İnceleme, HMK’nın 355. maddesi hükmü uyarınca, istinaf dilekçesinde belirtilen nedenler ve kamu düzenine aykırı hususların olup olmadığı gözetilerek yapılmıştır.
Dava, sigorta şirketi tarafından “İşyerim ……….” kapsamında dava dışı üçüncü kişiye yapılan ödeme başlatılmış icra takibine davalıların yapmış olduğu itirazların iptali talebine ilişkindir.
Dosyanın incelenmesinde; tarafların bildirdikleri delillerin toplandığı, bilirkişi raporunun alındığı, alınan bilirkişi raporuna göre hasar gören trafonun özel trafo olup bakım yükümlülüğünün sigortalıda olması ve herhangi bir voltaj dalgalanması olmaması nedeniyle davanın reddine karar verildiği, karara karşı davacının istinaf kanun yoluna başvuruda bulunduğu anlaşılmıştır.

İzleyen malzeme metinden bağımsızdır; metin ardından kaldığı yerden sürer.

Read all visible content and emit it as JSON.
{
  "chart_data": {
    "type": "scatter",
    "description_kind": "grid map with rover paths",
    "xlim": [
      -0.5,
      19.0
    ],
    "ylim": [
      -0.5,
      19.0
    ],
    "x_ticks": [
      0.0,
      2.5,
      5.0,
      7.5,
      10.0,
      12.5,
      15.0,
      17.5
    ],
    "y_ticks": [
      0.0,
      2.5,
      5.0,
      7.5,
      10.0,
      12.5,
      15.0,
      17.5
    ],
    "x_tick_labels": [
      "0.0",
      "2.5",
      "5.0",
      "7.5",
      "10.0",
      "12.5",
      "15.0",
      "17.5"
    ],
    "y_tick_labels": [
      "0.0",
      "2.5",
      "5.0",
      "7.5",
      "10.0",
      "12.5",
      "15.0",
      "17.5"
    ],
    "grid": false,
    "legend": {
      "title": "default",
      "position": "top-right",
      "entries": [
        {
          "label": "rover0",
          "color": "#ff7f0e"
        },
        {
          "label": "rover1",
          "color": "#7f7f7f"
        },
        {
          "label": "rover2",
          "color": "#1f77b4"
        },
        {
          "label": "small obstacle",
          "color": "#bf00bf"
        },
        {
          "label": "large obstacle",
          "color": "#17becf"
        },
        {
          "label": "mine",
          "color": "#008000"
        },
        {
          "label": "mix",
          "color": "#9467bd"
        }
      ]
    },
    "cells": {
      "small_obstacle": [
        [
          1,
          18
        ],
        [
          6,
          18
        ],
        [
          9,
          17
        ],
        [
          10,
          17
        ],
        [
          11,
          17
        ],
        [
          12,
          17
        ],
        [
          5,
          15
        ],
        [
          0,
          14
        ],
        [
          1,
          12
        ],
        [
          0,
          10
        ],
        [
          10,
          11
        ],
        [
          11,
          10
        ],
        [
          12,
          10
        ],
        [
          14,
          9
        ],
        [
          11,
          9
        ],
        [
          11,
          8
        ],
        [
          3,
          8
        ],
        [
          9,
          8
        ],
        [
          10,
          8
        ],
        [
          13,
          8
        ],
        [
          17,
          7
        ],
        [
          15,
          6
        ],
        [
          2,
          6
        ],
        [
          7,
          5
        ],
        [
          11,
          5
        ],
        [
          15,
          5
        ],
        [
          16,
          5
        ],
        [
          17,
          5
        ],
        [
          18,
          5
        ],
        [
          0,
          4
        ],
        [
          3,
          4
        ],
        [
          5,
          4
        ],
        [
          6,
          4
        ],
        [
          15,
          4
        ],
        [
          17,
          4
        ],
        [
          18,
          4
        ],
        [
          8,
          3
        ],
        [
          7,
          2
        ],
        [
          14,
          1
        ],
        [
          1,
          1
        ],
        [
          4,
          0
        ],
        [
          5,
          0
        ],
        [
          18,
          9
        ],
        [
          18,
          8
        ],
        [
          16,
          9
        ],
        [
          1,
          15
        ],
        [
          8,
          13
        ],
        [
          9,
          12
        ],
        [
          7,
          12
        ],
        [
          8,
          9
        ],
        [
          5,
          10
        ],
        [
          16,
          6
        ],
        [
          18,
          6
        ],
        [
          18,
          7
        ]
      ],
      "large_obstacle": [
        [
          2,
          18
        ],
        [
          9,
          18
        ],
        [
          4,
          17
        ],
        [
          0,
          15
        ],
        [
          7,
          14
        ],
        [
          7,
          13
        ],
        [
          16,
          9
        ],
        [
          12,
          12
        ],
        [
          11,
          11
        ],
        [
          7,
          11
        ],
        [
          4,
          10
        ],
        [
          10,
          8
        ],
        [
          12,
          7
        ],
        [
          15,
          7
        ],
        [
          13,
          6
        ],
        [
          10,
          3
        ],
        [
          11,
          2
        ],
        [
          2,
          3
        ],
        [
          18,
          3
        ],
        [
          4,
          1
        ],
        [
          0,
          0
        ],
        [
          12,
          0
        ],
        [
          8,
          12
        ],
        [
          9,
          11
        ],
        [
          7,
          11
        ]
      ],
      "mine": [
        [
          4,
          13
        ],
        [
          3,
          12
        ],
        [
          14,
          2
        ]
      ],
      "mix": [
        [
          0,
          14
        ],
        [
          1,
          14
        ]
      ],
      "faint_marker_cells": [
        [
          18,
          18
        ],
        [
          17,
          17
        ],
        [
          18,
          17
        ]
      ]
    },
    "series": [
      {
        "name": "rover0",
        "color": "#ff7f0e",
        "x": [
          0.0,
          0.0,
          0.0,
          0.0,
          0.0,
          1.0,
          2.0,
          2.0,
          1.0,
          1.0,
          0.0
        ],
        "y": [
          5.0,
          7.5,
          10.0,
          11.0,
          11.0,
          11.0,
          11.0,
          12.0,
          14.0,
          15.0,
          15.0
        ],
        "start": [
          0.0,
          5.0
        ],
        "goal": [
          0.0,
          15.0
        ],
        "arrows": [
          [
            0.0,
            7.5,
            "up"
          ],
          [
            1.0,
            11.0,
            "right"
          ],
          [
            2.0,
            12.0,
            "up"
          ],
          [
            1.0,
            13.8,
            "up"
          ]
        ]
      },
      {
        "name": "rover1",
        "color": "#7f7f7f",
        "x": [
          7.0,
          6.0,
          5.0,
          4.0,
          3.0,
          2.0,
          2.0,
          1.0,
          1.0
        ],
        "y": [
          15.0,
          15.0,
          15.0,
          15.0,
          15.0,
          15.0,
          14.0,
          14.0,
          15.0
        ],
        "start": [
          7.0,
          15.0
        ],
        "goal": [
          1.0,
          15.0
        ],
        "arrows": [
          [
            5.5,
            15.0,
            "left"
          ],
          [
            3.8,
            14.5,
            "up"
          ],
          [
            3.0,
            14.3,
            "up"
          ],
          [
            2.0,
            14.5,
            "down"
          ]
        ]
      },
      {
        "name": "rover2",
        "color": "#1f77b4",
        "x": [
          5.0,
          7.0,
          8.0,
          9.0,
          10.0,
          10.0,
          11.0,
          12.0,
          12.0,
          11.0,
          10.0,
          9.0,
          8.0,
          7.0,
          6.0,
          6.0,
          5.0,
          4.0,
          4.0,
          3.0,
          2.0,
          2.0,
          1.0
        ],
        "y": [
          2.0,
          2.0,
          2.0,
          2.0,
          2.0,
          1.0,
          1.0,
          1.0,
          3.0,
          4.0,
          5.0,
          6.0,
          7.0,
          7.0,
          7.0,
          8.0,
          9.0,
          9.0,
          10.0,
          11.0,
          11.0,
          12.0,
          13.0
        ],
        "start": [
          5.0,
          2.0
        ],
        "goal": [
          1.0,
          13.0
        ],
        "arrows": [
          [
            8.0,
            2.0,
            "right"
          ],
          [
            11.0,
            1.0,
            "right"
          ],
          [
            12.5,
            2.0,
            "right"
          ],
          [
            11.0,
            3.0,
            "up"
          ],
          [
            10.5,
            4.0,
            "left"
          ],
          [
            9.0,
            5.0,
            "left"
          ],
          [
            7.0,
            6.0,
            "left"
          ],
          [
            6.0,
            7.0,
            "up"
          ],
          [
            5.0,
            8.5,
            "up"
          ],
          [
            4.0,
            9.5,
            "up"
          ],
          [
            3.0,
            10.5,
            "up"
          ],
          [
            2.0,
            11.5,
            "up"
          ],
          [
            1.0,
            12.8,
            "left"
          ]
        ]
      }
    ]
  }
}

Dosyadaki belgelere, kararın dayandığı delillere, duruşma sürecini yansıtan tutanaklara ve gerekçe içeriğine göre, mahkemece taraflar arasındaki uyuşmazlığın somut olayın özelliklerine uygun olarak belirlendiği, yargılamanın HMK’da belirtilen usullere uygun olarak yürütüldüğü, taraflarca gösterilen hükme etki edecek delillerin usulüne uygun olarak toplandığı, delillerin takdirinde ve yasa kurallarının olaya uygulanmasında bir isabetsizlik görülmediği, kararda kamu düzenine aykırı herhangi bir husus bulunmadığı, kararın usul ve esas yönünden hukuka uygun olduğu anlaşıldığından davacı vekilinin istinaf başvurusunun esastan reddine karar vermek gerekmiştir.
HÜKÜM: Yukarıda açıklanan nedenlerle;
1-Davacı vekilinin istinaf başvurusunun 6100 sayılı HMK’nın 353/1-b-1 maddesi uyarınca ESASTAN REDDİNE,
2-İstinaf isteminde bulunan davacı tarafından yatırılması gereken ……… TL harçtan, peşin alınan …….. TL’nin mahsubu ile bakiye ……… TL’nin davacıdan tahsili ile Hazine’ye gelir kaydına,
3-Davacı tarafından yapılan istinaf yargılama giderlerinin üzerinde bırakılmasına,
4-HMK’nın 333. maddesi uyarınca artan gider avansının ilgili tarafa geri verilmesine,
5-HMK’nın 359/4. maddesi uyarınca kararın ilk derece mahkemesince taraflara tebliğine,
HMK’nin 353 ve 362/1-a bendi uyarınca kesin olmak üzere 22/12/2023 tarihinde oy birliği ile karar verildi.
…..
Başkan V.
…..
e-imzalıdır.
……
Üye
…….
e-imzalıdır.
……
Üye
…….
e-imzalıdır.
…….
Katip
…….
e-imzalıdır.
NOT: BU BELGE ELEKTRONİK İMZA İLE İMZALANMIŞ OLUP AYRICA ISLAK İMZA UYGULANMAYACAKTIR. “5070 Sayılı Yasanın 5. ve 22. maddeleri gereğince elektronik imza ile oluşturulan belgeler elle atılan ıslak imza ile aynı hukuki sonucu doğurur.”